Last year, on an Italian vacation with my family, hubs and I took a day trip up to Genoa. Part of the reason we went up there was because a few days earlier we'd read in a guide book that Genoa was the birthplace of, not only Genoa Salami, but pesto.
It was settled as soon as we'd read it. Our itinerary "free day" would be spent taking the two hour train ride West, from Milan to Genoa, where we would adventure and eat pesto.
The very first thing we noticed about the Genoan pesto was the color. It wasn't the bright green we were so used to seeing in the States. It relied so much more on the olive oil, garlic, and pine nuts for flavor. The basil was a delightful and colorful bonus.
This week I took a picture of the basil plants I have growing on my patio with the caption, "Today I will need to make something with #basil" (and other hashtags... like ya do)
... and immediately - without provocation - friends started giving me suggestions. Pesto. I should make pesto.

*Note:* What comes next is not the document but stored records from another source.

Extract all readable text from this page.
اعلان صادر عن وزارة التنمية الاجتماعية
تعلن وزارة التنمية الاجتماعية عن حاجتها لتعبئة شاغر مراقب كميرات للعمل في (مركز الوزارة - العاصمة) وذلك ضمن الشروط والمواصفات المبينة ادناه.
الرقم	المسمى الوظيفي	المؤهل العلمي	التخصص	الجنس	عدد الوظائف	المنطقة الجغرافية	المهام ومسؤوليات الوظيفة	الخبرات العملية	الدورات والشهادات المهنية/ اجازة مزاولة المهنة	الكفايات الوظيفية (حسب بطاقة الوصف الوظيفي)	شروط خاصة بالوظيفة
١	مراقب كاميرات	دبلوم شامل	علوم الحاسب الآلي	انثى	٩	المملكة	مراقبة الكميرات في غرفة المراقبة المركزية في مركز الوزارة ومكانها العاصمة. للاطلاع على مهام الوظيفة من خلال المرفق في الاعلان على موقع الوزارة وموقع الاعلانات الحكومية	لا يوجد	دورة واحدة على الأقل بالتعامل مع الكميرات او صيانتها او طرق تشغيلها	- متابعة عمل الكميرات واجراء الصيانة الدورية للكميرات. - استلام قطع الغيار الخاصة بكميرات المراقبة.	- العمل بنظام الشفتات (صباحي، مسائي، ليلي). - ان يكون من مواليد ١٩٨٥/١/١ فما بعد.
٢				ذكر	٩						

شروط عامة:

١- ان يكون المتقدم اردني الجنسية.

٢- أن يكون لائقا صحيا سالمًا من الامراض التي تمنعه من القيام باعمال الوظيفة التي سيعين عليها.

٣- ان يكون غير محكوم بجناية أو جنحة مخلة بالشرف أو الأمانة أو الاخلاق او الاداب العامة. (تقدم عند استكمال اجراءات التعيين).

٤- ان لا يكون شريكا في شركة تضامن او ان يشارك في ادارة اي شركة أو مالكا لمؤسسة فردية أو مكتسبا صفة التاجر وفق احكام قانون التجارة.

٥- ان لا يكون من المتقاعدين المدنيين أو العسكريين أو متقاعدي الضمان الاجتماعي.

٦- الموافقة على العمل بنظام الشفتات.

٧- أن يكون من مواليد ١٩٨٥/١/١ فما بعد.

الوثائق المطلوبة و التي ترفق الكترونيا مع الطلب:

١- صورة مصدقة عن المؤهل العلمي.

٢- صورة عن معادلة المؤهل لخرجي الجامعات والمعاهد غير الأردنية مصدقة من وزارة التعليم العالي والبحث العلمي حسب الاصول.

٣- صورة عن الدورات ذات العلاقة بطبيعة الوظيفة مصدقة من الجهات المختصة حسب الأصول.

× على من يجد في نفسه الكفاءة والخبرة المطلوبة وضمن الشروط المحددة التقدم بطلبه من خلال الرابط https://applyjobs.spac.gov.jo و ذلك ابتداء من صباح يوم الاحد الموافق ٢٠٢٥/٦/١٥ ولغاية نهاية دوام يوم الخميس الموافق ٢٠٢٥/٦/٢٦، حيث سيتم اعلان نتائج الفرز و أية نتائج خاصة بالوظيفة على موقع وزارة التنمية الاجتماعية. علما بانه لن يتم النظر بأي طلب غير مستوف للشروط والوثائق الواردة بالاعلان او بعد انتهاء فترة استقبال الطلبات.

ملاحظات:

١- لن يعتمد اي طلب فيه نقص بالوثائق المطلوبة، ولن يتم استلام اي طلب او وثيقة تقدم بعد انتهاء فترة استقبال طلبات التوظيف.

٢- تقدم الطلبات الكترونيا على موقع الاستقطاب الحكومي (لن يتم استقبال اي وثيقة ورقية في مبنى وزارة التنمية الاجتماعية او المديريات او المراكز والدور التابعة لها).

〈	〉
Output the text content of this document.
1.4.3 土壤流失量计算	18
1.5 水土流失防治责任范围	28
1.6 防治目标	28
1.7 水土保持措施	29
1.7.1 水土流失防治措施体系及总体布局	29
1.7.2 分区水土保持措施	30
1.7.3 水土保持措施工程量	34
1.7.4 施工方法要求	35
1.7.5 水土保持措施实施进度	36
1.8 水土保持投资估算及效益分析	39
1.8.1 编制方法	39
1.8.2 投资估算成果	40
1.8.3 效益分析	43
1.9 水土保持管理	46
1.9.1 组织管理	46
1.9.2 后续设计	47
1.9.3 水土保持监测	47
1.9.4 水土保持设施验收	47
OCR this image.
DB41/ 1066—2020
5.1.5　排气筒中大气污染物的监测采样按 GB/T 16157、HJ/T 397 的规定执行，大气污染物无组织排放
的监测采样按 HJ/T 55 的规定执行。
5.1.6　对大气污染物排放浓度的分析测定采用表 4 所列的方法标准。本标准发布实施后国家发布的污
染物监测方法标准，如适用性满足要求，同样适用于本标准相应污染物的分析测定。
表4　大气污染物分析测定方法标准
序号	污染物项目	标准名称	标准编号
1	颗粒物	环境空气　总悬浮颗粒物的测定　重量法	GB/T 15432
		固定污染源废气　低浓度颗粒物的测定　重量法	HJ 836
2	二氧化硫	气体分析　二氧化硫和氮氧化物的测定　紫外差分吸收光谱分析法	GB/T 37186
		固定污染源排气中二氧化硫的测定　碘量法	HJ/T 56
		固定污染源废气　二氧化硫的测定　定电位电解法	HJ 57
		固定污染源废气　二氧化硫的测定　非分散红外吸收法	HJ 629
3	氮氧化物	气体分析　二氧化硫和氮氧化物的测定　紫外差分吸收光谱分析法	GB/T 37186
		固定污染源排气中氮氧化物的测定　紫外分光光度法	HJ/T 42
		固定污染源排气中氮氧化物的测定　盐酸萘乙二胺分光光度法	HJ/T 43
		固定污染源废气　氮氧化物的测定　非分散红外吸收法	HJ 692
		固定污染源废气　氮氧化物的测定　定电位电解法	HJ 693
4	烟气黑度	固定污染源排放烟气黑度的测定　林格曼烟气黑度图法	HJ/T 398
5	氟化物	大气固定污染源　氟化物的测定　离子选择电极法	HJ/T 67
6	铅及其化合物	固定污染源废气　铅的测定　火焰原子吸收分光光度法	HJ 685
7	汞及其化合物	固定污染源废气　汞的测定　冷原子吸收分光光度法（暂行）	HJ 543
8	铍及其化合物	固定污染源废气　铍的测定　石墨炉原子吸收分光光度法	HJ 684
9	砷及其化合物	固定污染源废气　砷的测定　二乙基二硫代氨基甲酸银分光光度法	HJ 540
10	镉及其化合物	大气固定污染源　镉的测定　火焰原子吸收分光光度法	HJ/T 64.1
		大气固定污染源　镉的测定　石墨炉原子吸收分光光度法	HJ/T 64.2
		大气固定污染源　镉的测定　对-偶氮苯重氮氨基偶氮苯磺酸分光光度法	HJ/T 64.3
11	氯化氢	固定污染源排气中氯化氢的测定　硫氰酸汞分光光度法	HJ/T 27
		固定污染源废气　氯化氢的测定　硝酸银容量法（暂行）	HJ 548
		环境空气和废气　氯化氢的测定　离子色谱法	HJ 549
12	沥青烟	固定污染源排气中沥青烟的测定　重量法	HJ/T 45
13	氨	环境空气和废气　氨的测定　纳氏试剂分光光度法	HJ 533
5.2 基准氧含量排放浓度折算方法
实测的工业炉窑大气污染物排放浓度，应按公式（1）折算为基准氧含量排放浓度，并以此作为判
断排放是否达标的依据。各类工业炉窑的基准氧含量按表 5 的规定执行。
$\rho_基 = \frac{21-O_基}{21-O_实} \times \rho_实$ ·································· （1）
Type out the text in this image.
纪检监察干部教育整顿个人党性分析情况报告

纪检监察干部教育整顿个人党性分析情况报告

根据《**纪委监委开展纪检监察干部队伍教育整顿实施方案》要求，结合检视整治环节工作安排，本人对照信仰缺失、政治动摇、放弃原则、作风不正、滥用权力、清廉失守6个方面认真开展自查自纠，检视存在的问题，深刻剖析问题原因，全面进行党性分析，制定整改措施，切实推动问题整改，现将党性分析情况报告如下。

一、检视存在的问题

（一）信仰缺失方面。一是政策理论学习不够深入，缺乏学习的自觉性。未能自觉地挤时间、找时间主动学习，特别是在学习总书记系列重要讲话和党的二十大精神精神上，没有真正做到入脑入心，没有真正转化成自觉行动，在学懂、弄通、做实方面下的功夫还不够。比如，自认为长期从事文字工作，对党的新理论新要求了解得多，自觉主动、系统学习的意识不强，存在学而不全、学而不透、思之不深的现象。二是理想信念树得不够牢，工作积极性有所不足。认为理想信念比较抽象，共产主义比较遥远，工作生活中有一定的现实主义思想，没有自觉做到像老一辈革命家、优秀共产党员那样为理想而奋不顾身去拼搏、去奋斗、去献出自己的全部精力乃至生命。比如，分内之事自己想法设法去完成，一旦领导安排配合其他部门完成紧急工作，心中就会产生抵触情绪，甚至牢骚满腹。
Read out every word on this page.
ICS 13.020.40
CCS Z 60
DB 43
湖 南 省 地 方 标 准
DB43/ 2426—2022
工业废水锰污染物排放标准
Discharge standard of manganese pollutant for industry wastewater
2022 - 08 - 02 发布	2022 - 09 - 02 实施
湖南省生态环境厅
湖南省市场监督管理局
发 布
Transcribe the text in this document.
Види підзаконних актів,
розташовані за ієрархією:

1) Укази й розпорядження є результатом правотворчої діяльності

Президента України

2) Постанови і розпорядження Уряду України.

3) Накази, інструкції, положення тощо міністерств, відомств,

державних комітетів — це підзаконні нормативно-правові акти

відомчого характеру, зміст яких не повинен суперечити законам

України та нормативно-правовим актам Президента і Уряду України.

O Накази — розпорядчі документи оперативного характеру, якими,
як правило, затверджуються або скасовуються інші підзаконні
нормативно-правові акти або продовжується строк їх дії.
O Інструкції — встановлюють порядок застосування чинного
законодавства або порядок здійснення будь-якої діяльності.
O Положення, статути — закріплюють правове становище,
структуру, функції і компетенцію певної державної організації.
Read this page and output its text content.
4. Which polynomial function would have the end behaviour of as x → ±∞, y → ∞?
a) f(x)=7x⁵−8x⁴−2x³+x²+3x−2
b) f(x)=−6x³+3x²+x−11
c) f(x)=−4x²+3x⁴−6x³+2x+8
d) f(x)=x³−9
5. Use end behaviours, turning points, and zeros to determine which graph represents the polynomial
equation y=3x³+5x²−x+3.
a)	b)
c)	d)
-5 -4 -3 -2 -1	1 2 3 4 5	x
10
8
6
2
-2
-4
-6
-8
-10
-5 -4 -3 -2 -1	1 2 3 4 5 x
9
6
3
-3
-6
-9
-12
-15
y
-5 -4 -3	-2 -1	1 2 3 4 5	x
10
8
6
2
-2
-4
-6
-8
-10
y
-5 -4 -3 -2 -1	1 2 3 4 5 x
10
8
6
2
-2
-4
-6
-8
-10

But then I was all, "umm... guys... I don't eat bread or pasta right now... what the heck am I supposed to put pesto on?!?" and when the suggestions kept flying in, I decided to go for it!
There are really so many more options for pesto than slathering it all over bread or pasta.
For example; chicken and pork chops make excellent platforms for pesto devouring.
While this recipe did come out delicious, it was not quite the same as the pesto we had in Italy. So, it'll be some trial and error until I figure it out. Maybe up the garlic and olive oil next time.
Recipe halved and slightly adapted from Saveur, later I learned that Love & Olive Oil used the same one.
2 cups packed basil, blanched briefly in boiling water and shocked in ice water
¼ cup extra-virgin olive oil
¼ cup pine nuts, lightly toasted
¼ cup finely grated parmesan
1 ½ tbsp. finely grated pecorino
1 clove garlic, finely chopped
Coarse sea salt, to taste
In a food processor, process basil, oil, parmesan, pine nuts, pecorino, and garlic in a food processor until smooth; season with salt.
I opted not to blanch my basil because I used the baby leaves from my plant outside. They want you to blanch them so the leaves are tender.